White House spokesman Robert Gibbs confessed that President Obama was “frustrated” and “not pleased” by the closeness of the race after his salvation mission to Boston over the weekend. Operatives lashed out at Democratic candidate Martha Coakley's listless, gaffetastic campaign. Capitol Hill buzzed with rumors that White House Chief of Staff Rahm Emanuel was blaming the Democratic Senatorial Campaign Committee and liberal pollster Celinda Lake for ignoring electoral alarm bells.

In response, Coakley's team leaked a memo blasting national Democratic brethren for failing to aid them “until too late.” Another Democratic Party official counter-jabbed to Politico that Coakley had “been involved in the worst case of political malpractice in memory.”

On the sidelines, Democratic Rep. Barney Frank took to the airwaves to call for sabotaging Senate rules and ending the filibuster in anticipation of losing the magic 60th vote for the government health care takeover plan. Democratic Rep. Steny Hoyer trotted out the old blame-the-GOP card — incoherently arguing that GOP candidate Scott Brown's surge among conservatives, independents and once-reliable rank-and-file Democratic voters in the deep-blue state of Massachusetts was a backlash against Republican obstructionism.

"I think what the public is angry about is they see, first of all, an opposition for opposition's sake," Hoyer told reporters in D.C. If Democrats continue to cling to that outer-space nonsense, the shock they will suffer in the November 2010 elections will make January 19 look like a spa day.

As I write, the polls are still open. But win, lose or draw, Brown's surge is an unmistakable victory for Tea Party activism. Online fundraising over the past few weeks buoyed the campaign and put Brown in the national spotlight. Buzz over a possible “Massachusetts Miracle” persuaded national Republican organizations to belatedly transfer funds for phone and mail get-out-the-vote operations targeted at independent voters.

There was nothing particularly “clever” about Brown's election strategy, as White House senior adviser David Axelrod put it, or “radical,” as hysterical Massachusetts Democratic Sen.

John Kerry put it. Brown ran a simple mainstream Republican campaign aided by nationwide grassroots support. The Tea Party movement once derided as “tiny” and “fringe” reportedly filled Brown's coffers with small donations totaling $1 million a day for the last week, according to TheDailyCaller.com. He didn't have to solicit their support. He earned it by reflecting the mood of Massachusetts voters who have turned against the Demcare scheme and its backroom deals.

An Army National Guardsman, Brown also drew sharp contrasts between his support for a robust, proactive national security stance and Coakley's law enforcement approach endorsing civilian trials on American soil for jihadi suspects. Her cluelessness about the presence of the Taliban in Afghanistan didn't help her soft-on-terrorism image.

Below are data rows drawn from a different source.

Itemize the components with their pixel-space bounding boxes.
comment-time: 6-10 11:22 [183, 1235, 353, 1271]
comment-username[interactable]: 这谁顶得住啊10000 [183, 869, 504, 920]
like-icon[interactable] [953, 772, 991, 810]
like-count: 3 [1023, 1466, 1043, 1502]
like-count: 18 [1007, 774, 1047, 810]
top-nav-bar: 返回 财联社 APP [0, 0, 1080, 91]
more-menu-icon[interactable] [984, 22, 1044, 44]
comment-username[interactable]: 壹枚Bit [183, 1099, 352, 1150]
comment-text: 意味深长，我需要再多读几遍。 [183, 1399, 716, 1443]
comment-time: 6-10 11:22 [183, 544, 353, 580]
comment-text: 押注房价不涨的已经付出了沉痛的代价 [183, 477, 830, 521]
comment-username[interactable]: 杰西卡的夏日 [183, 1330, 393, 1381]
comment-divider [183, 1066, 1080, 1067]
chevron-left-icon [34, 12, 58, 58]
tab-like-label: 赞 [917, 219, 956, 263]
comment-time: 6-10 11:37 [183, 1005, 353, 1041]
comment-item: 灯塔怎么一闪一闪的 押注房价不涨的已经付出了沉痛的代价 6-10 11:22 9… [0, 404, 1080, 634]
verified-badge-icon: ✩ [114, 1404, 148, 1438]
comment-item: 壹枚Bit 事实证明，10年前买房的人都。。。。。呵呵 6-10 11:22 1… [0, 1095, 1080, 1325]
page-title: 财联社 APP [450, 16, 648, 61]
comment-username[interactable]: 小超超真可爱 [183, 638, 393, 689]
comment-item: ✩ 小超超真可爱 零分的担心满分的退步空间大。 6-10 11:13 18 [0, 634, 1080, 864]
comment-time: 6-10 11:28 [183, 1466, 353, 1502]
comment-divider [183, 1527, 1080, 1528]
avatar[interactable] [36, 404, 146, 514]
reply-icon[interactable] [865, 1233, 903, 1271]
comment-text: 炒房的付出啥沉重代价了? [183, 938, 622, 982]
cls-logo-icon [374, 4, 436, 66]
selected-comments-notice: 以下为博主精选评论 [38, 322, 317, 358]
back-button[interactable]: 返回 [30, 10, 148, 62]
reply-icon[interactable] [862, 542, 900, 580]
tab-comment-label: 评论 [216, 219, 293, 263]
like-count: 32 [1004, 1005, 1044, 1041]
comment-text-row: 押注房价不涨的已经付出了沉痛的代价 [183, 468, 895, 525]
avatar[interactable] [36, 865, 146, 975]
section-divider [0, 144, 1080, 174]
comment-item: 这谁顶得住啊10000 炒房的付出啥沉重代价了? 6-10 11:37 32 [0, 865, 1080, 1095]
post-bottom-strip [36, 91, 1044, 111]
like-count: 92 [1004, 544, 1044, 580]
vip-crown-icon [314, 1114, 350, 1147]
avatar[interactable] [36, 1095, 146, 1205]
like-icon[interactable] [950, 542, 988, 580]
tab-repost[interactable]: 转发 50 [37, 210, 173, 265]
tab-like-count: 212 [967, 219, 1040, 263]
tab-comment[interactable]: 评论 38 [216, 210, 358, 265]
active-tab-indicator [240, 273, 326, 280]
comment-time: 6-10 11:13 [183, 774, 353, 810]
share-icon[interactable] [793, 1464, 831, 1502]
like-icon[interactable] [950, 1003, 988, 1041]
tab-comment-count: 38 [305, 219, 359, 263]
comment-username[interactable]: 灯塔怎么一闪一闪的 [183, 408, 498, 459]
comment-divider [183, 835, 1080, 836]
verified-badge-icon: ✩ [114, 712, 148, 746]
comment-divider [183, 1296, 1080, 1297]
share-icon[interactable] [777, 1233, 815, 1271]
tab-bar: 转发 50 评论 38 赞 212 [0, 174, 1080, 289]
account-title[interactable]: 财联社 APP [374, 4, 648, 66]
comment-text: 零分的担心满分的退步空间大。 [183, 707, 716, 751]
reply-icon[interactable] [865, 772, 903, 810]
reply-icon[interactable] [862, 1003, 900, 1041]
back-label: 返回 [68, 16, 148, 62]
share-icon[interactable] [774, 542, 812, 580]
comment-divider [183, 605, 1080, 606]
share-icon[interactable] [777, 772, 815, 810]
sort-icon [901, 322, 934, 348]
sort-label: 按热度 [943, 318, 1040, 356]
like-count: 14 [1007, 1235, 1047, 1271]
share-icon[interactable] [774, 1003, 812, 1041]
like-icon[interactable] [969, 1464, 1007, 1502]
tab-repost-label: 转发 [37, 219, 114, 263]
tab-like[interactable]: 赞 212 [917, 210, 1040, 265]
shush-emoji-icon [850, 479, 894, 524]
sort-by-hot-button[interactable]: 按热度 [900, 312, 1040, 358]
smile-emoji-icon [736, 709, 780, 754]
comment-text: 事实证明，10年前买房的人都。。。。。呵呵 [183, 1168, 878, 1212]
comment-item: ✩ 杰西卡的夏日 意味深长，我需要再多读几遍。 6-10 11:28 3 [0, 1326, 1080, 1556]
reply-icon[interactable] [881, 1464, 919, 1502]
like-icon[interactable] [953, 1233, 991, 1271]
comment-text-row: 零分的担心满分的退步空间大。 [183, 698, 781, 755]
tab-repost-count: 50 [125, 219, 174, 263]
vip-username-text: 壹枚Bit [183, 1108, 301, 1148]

In short, Brown ran on core issues of fiscal responsibility, limited government and a strong national defense, while appealing to a broader swath of voters by emphasizing integrity, independence and a willingness to stand up to machine politics. After a year's worth of Democratic stimulus giveaways to cronies, reneging on transparency pledges, and Cash for (fill-in-the-blank) bailouts, voters have had enough of the enablers and water-carriers.

Brown channeled the energies of taxpayers of all stripes who are disgusted and angry — yes, ANGRY! — with the culture of corruption in Washington. That is how Brown has struck common ground with his insurgent center-right-indie coalition: by stepping up to oppose the Dems' plans to rig the game and undermine representative government, instead of sneering at “Teabaggers.”

While a self-satisfied and entitled Coakley vacationed or partied with D.C. lobbyists, Brown drove around in his GM truck, shaking hands in the cold outside Fenway Park — earning the scorn of Coakley and Obama, who mocked Brown's truck six times at the Boston rally this weekend to the delight of blue-nosed Democrats.

Rep. Frank griped at the Coakley-Obama rally that Coakley “let it become a personality contest and that was a mistake.” The supreme irony in hearing Beltway Democrats snipe at Coakley over her effete, out-of-touch attitude is that their commander-in-chief at 1600 Pennsylvania Ave. suffers the same fatal flaws. Exactly one year after Obama was inaugurated, the Massachusetts meltdown mirrors the White House meltdown. For the sake of their political survival, Democrats need to stop promising change and start promising self-correction.